Yes. In most of New York, microgreens fall under the state's cottage food law for direct-to-consumer retail at farmers markets and to private customers. Restaurant wholesale typically requires a basic food handler permit. Verify with the New York Department of Agriculture before you sign a wholesale contract.
What microgreens sell best in Great River?
Sunflower, pea shoots, and radish are the three highest-volume sellers in nearly every U.S. city, including Great River. Broccoli is the highest-margin variety because of its sulforaphane reputation with health-focused buyers. Specialty varieties like amaranth and shiso command premium pricing from chef-driven restaurants.
How much space do I need to grow microgreens in Great River?
A 10 by 10 foot room with two shelving units holds 60 to 80 active trays, which is enough to produce $3,000 to $5,000 per month. A basement, garage corner, spare bedroom, or sunroom all work in Great River's climate. Vertical shelving is the fastest path to higher revenue per square foot.
What is the best app for tracking microgreen production in Great River?
Grown Like A Pro is the operating system used by working microgreen farms in Great River. It handles seed density math, watering schedules, harvest timing, inventory, customer orders, and the financial side.

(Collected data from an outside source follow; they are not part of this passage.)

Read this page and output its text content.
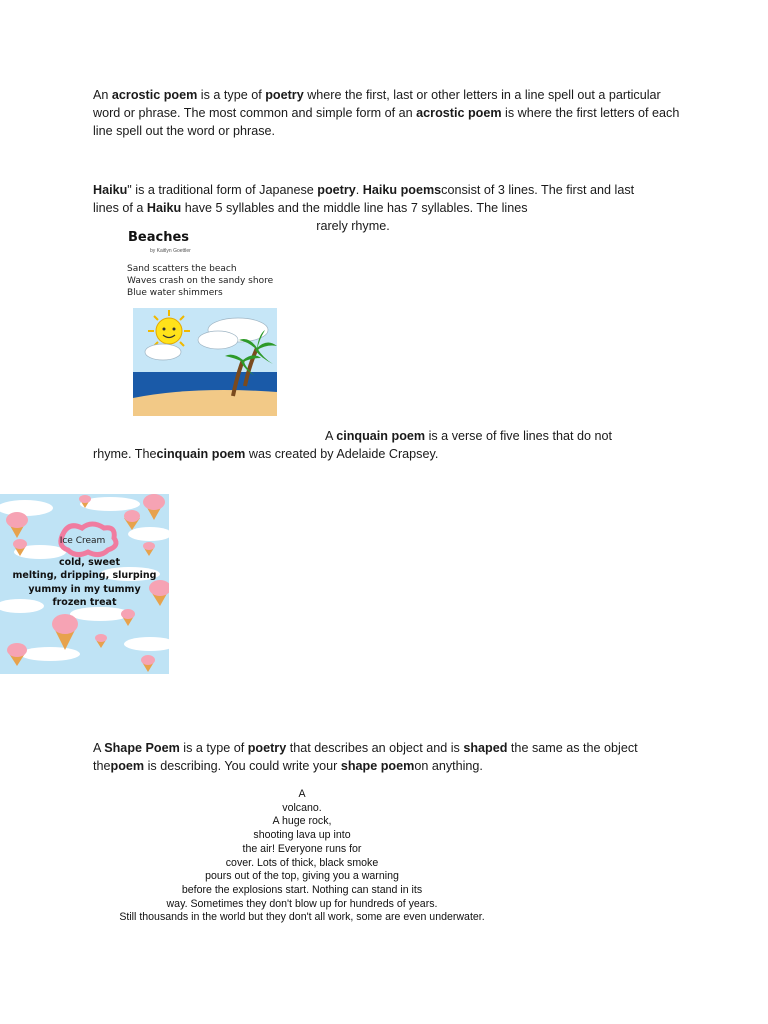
An acrostic poem is a type of poetry where the first, last or other letters in a line spell out a particular word or phrase. The most common and simple form of an acrostic poem is where the first letters of each line spell out the word or phrase.

Haiku" is a traditional form of Japanese poetry. Haiku poemsconsist of 3 lines. The first and last lines of a Haiku have 5 syllables and the middle line has 7 syllables. The lines
rarely rhyme.

Beaches
by Kaitlyn Goettler
Sand scatters the beach
Waves crash on the sandy shore
Blue water shimmers

A cinquain poem is a verse of five lines that do not
rhyme. Thecinquain poem was created by Adelaide Crapsey.

Ice Cream
cold, sweet
melting, dripping, slurping
yummy in my tummy
frozen treat

A Shape Poem is a type of poetry that describes an object and is shaped the same as the object thepoem is describing. You could write your shape poemon anything.

A
volcano.
A huge rock,
shooting lava up into
the air! Everyone runs for
cover. Lots of thick, black smoke
pours out of the top, giving you a warning
before the explosions start. Nothing can stand in its
way. Sometimes they don't blow up for hundreds of years.
Still thousands in the world but they don't all work, some are even underwater.
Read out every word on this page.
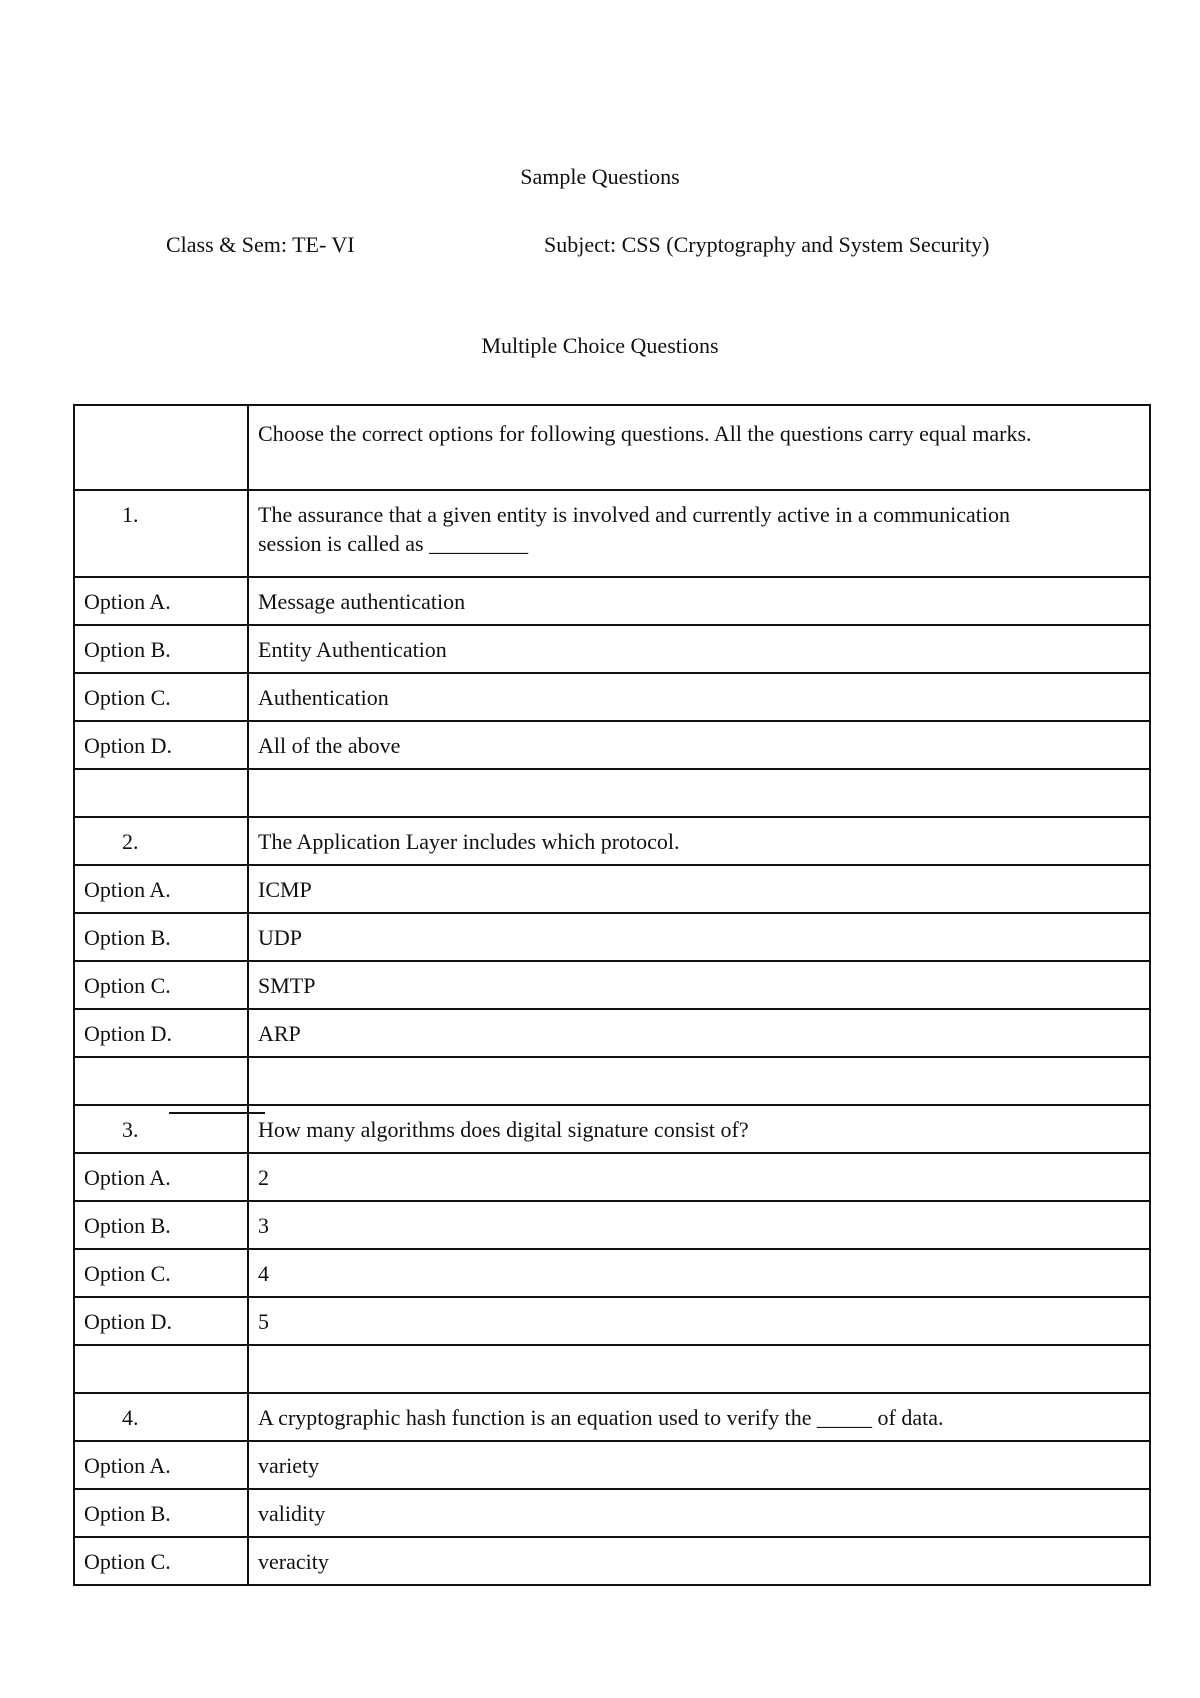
Sample Questions
Class & Sem: TE- VI	Subject: CSS (Cryptography and System Security)
Multiple Choice Questions
	Choose the correct options for following questions. All the questions carry equal marks.
1.	The assurance that a given entity is involved and currently active in a communication
session is called as _________

Option A.	Message authentication
Option B.	Entity Authentication
Option C.	Authentication
Option D.	All of the above

2.	The Application Layer includes which protocol.
Option A.	ICMP
Option B.	UDP
Option C.	SMTP
Option D.	ARP

3.	How many algorithms does digital signature consist of?
Option A.	2
Option B.	3
Option C.	4
Option D.	5

4.	A cryptographic hash function is an equation used to verify the _____ of data.
Option A.	variety
Option B.	validity
Option C.	veracity
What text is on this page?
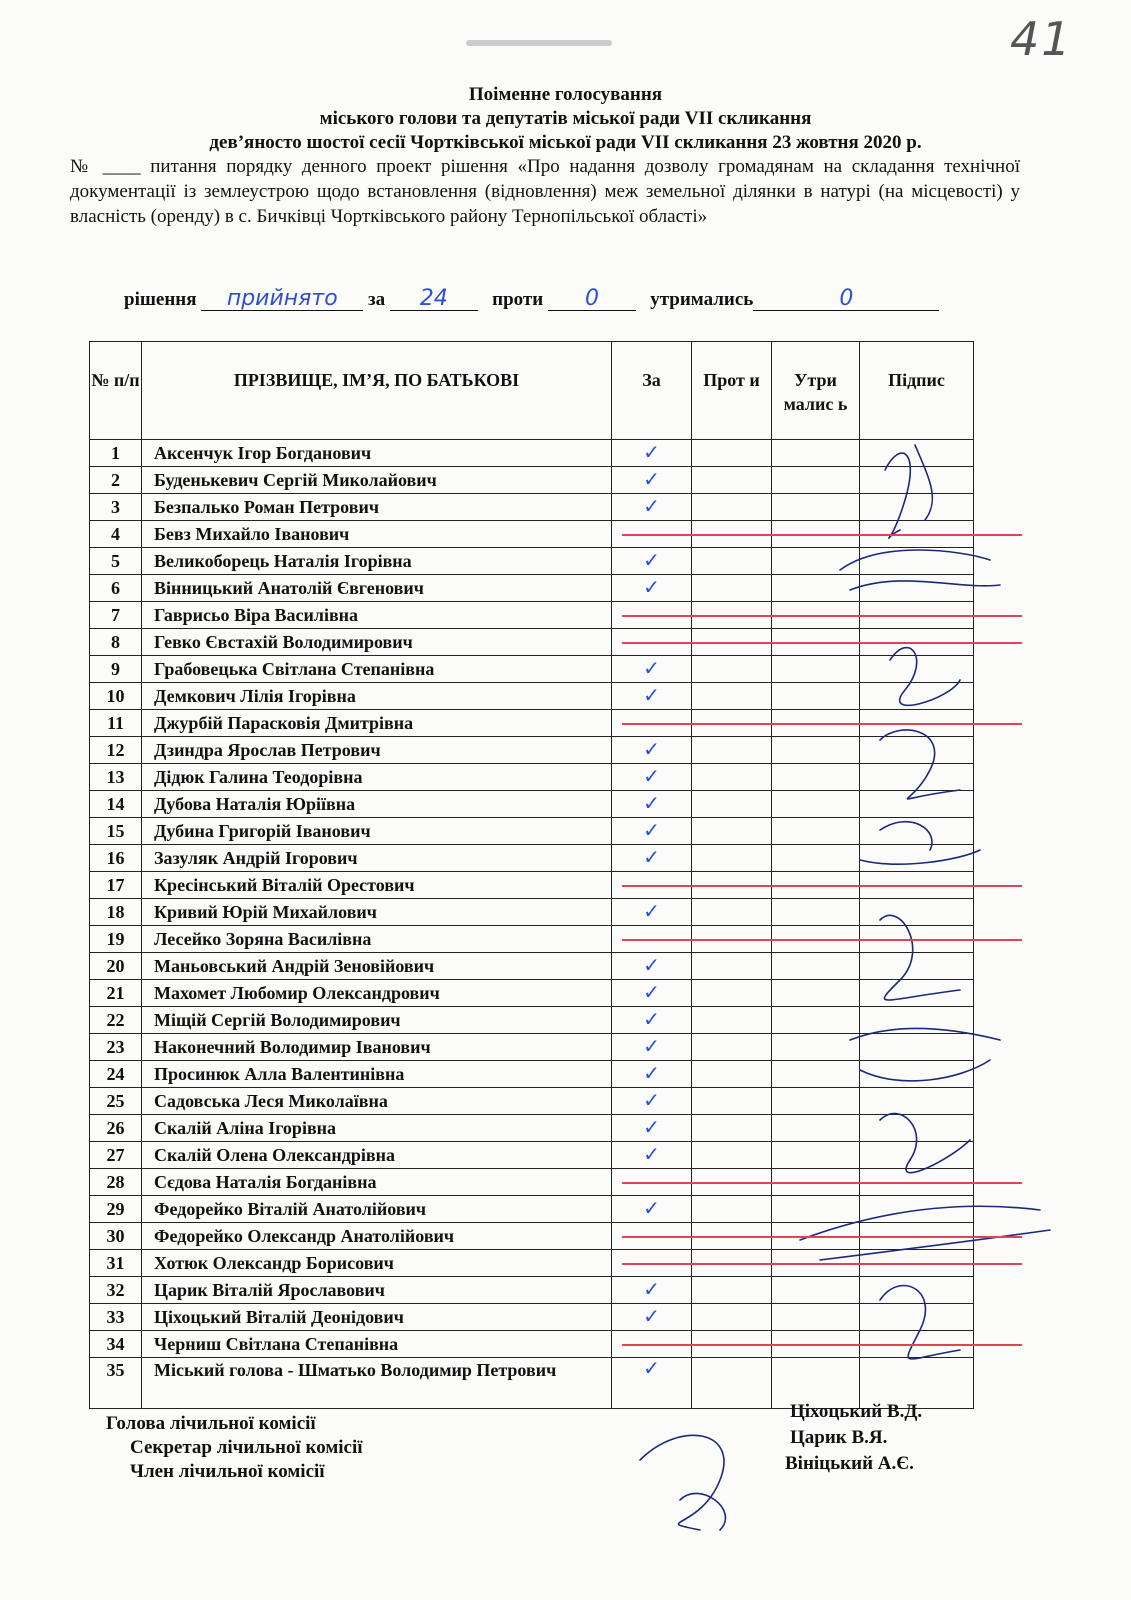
41
Поіменне голосування
міського голови та депутатів міської ради VІІ скликання
дев’яносто шостої сесії Чортківської міської ради VІІ скликання 23 жовтня 2020 р.
№ ____ питання порядку денного проект рішення «Про надання дозволу громадянам на складання технічної документації із землеустрою щодо встановлення (відновлення) меж земельної ділянки в натурі (на місцевості) у власність (оренду) в с. Бичківці Чортківського району Тернопільської області»
рішення прийнято за 24 проти 0	утримались	0
№ п/п	ПРІЗВИЩЕ, ІМ’Я, ПО БАТЬКОВІ	За	Прот и	Утри малис ь	Підпис
1	Аксенчук Ігор Богданович	✓			
2	Буденькевич Сергій Миколайович	✓			
3	Безпалько Роман Петрович	✓			
4	Бевз Михайло Іванович				
5	Великоборець Наталія Ігорівна	✓			
6	Вінницький Анатолій Євгенович	✓			
7	Гаврисьо Віра Василівна				
8	Гевко Євстахій Володимирович				
9	Грабовецька Світлана Степанівна	✓			
10	Демкович Лілія Ігорівна	✓			
11	Джурбій Парасковія Дмитрівна				
12	Дзиндра Ярослав Петрович	✓			
13	Дідюк Галина Теодорівна	✓			
14	Дубова Наталія Юріївна	✓			
15	Дубина Григорій Іванович	✓			
16	Зазуляк Андрій Ігорович	✓			
17	Кресінський Віталій Орестович				
18	Кривий Юрій Михайлович	✓			
19	Лесейко Зоряна Василівна				
20	Маньовський Андрій Зеновійович	✓			
21	Махомет Любомир Олександрович	✓			
22	Міщій Сергій Володимирович	✓			
23	Наконечний Володимир Іванович	✓			
24	Просинюк Алла Валентинівна	✓			
25	Садовська Леся Миколаївна	✓			
26	Скалій Аліна Ігорівна	✓			
27	Скалій Олена Олександрівна	✓			
28	Сєдова Наталія Богданівна				
29	Федорейко Віталій Анатолійович	✓			
30	Федорейко Олександр Анатолійович				
31	Хотюк Олександр Борисович				
32	Царик Віталій Ярославович	✓			
33	Ціхоцький Віталій Деонідович	✓			
34	Черниш Світлана Степанівна				
35	Міський голова - Шматько Володимир Петрович	✓			
Голова лічильної комісії
Секретар лічильної комісії
Член лічильної комісії
Ціхоцький В.Д.
Царик В.Я.
Вініцький А.Є.
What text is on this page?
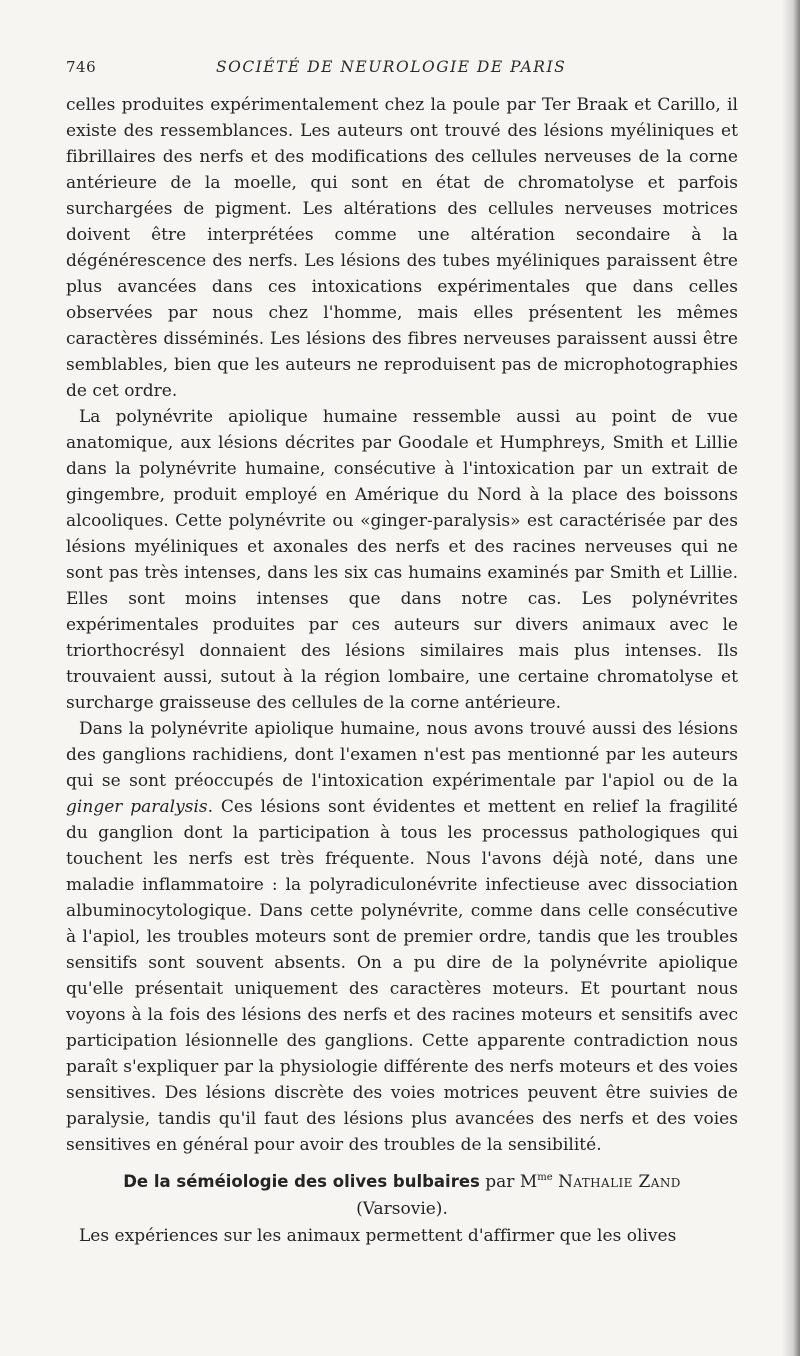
746	SOCIÉTÉ DE NEUROLOGIE DE PARIS

celles produites expérimentalement chez la poule par Ter Braak et Carillo, il existe des ressemblances. Les auteurs ont trouvé des lésions myéliniques et fibrillaires des nerfs et des modifications des cellules nerveuses de la corne antérieure de la moelle, qui sont en état de chromatolyse et parfois surchargées de pigment. Les altérations des cellules nerveuses motrices doivent être interprétées comme une altération secondaire à la dégénérescence des nerfs. Les lésions des tubes myéliniques paraissent être plus avancées dans ces intoxications expérimentales que dans celles observées par nous chez l'homme, mais elles présentent les mêmes caractères disséminés. Les lésions des fibres nerveuses paraissent aussi être semblables, bien que les auteurs ne reproduisent pas de microphotographies de cet ordre.

La polynévrite apiolique humaine ressemble aussi au point de vue anatomique, aux lésions décrites par Goodale et Humphreys, Smith et Lillie dans la polynévrite humaine, consécutive à l'intoxication par un extrait de gingembre, produit employé en Amérique du Nord à la place des boissons alcooliques. Cette polynévrite ou «ginger-paralysis» est caractérisée par des lésions myéliniques et axonales des nerfs et des racines nerveuses qui ne sont pas très intenses, dans les six cas humains examinés par Smith et Lillie. Elles sont moins intenses que dans notre cas. Les polynévrites expérimentales produites par ces auteurs sur divers animaux avec le triorthocrésyl donnaient des lésions similaires mais plus intenses. Ils trouvaient aussi, sutout à la région lombaire, une certaine chromatolyse et surcharge graisseuse des cellules de la corne antérieure.

Dans la polynévrite apiolique humaine, nous avons trouvé aussi des lésions des ganglions rachidiens, dont l'examen n'est pas mentionné par les auteurs qui se sont préoccupés de l'intoxication expérimentale par l'apiol ou de la ginger paralysis. Ces lésions sont évidentes et mettent en relief la fragilité du ganglion dont la participation à tous les processus pathologiques qui touchent les nerfs est très fréquente. Nous l'avons déjà noté, dans une maladie inflammatoire : la polyradiculonévrite infectieuse avec dissociation albuminocytologique. Dans cette polynévrite, comme dans celle consécutive à l'apiol, les troubles moteurs sont de premier ordre, tandis que les troubles sensitifs sont souvent absents. On a pu dire de la polynévrite apiolique qu'elle présentait uniquement des caractères moteurs. Et pourtant nous voyons à la fois des lésions des nerfs et des racines moteurs et sensitifs avec participation lésionnelle des ganglions. Cette apparente contradiction nous paraît s'expliquer par la physiologie différente des nerfs moteurs et des voies sensitives. Des lésions discrète des voies motrices peuvent être suivies de paralysie, tandis qu'il faut des lésions plus avancées des nerfs et des voies sensitives en général pour avoir des troubles de la sensibilité.

De la séméiologie des olives bulbaires par $M^{me}$ Nathalie Zand

(Varsovie).

Les expériences sur les animaux permettent d'affirmer que les olives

Free 30-day trial with no credit card.
How long does it take to learn to grow microgreens commercially?
Most growers in Great River are selling their first trays within 30 days of starting. Commercial proficiency, meaning you can run 50-plus trays per week without losing crops to mold or under-seeding, takes 60 to 90 days. The seed density and watering math is the single biggest predictor of how fast you get there.
Do I need a license to sell microgreens in Great River?
For farmers market and direct-to-consumer sales in Great River, most growers operate under New York's cottage food law with no special license. For wholesale to restaurants and grocery stores, you typically need a basic food handler permit, a sales tax permit, and depending on volume, an inspection from your county health department.
How do I price microgreens to restaurants in Great River?
Restaurant wholesale in Great River runs $1.50 to $2.50 per ounce for standard varieties, $3 to $5 per ounce for specialty varieties like shiso, micro basil, or amaranth. Sell by the pound for repeat accounts. Local fresh commands a premium over the shipped-in product that most Great River restaurants currently buy.

Related guides

Once you have the Great River math in your head, the next read is the density chart that drives every tray you plant.